I chłopiec rzucił mu się na szyję, płacząc.
Były to pierwsze łzy od chwili otrzymania policzka.
Bonaparte udał się do Valence'a i wyjaśnił mu poważnie misję, jaką został obarczony.
Valence był wysokim, siedemnastoletnim chłopcem, mającym już brodę i wąsy. Wyglądał na lat dwadzieścia.
Nadto był o głowę wyższy od dziecka.
Valence odparł, że Ludwik pociągnął go za harcap, jak za sznur do dzwonka – noszono wówczas harcapy – że uprzedzał dwukrotnie, aby tego nie robił, ale Ludwik nie usłuchał.
Pociągnął po raz trzeci i wtedy, widząc w nim tylko urwisa, obszedł się z nim, jak z urwisem.
Bonaparte zakomunikował odpowiedź Valence'a Ludwikowi, który odparł, że pociągnąć kolegę za harcap to figiel, zaś uderzyć kogoś w twarz to obelga.
Upór wytwarzał w trzynastoletnim dziecku logikę trzydziestoletniego mężczyzny.

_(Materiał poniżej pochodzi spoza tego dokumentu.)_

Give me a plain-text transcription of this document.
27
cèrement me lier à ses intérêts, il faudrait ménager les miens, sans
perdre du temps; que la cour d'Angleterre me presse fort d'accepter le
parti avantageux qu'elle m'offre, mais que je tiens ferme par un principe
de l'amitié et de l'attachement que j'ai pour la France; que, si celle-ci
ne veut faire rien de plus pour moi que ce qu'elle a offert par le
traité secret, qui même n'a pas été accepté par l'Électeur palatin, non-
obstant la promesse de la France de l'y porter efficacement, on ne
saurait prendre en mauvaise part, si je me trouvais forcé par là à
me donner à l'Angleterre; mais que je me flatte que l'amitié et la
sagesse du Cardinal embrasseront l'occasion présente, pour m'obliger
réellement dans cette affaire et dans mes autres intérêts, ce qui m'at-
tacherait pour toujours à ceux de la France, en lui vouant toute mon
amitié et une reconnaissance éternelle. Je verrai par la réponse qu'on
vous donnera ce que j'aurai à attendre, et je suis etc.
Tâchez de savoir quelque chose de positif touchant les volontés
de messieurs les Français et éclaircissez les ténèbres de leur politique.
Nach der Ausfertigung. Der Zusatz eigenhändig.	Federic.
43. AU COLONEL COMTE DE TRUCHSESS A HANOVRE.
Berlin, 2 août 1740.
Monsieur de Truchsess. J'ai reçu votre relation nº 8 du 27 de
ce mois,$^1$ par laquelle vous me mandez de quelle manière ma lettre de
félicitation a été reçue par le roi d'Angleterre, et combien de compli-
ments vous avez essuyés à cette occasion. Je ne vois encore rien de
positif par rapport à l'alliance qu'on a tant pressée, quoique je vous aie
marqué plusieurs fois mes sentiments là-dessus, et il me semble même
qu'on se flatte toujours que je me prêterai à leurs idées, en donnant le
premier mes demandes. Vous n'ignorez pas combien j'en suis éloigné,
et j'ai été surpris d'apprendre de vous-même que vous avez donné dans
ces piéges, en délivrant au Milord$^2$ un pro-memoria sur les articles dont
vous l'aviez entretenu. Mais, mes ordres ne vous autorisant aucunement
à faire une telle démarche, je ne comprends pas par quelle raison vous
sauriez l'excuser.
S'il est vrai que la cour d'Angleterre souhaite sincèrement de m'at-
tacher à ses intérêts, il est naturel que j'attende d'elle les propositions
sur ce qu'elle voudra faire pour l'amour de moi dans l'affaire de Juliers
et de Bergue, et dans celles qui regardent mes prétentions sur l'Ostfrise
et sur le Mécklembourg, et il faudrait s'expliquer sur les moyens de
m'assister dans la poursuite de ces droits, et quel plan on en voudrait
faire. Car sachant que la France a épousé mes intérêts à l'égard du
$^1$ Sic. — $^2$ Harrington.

Nowoczesny Popiliusz powrócił z wyzwaniem do Valence'a.
Młodzieniec był bardzo zakłopotany; nie mógł, nie chcąc się ośmieszyć, bić się z dzieckiem; jeśli się będzie bił i zrani chłopca, popełni czyn ohydny; jeśli zaś zostanie zraniony, nie pocieszy się nigdy w życiu.
Wszelako, na skutek uporu Ludwika, który nie chciał ustąpić pod żadnym pozorem, sprawa stawała się poważna.
Zwołano radę starszych, jak zwykło się czynić w doniosłych okolicznościach.
Rada starszych orzekła, że żaden z nich nie może się bić z dzieckiem; ale skoro to dziecko upiera się, żeby je uważano za młodzieńca, Valence powie mu wobec wszystkich kolegów, że przykro mu, iż się uniósł i potraktował go jak dziecko i że odtąd uważać go będzie za młodzieńca.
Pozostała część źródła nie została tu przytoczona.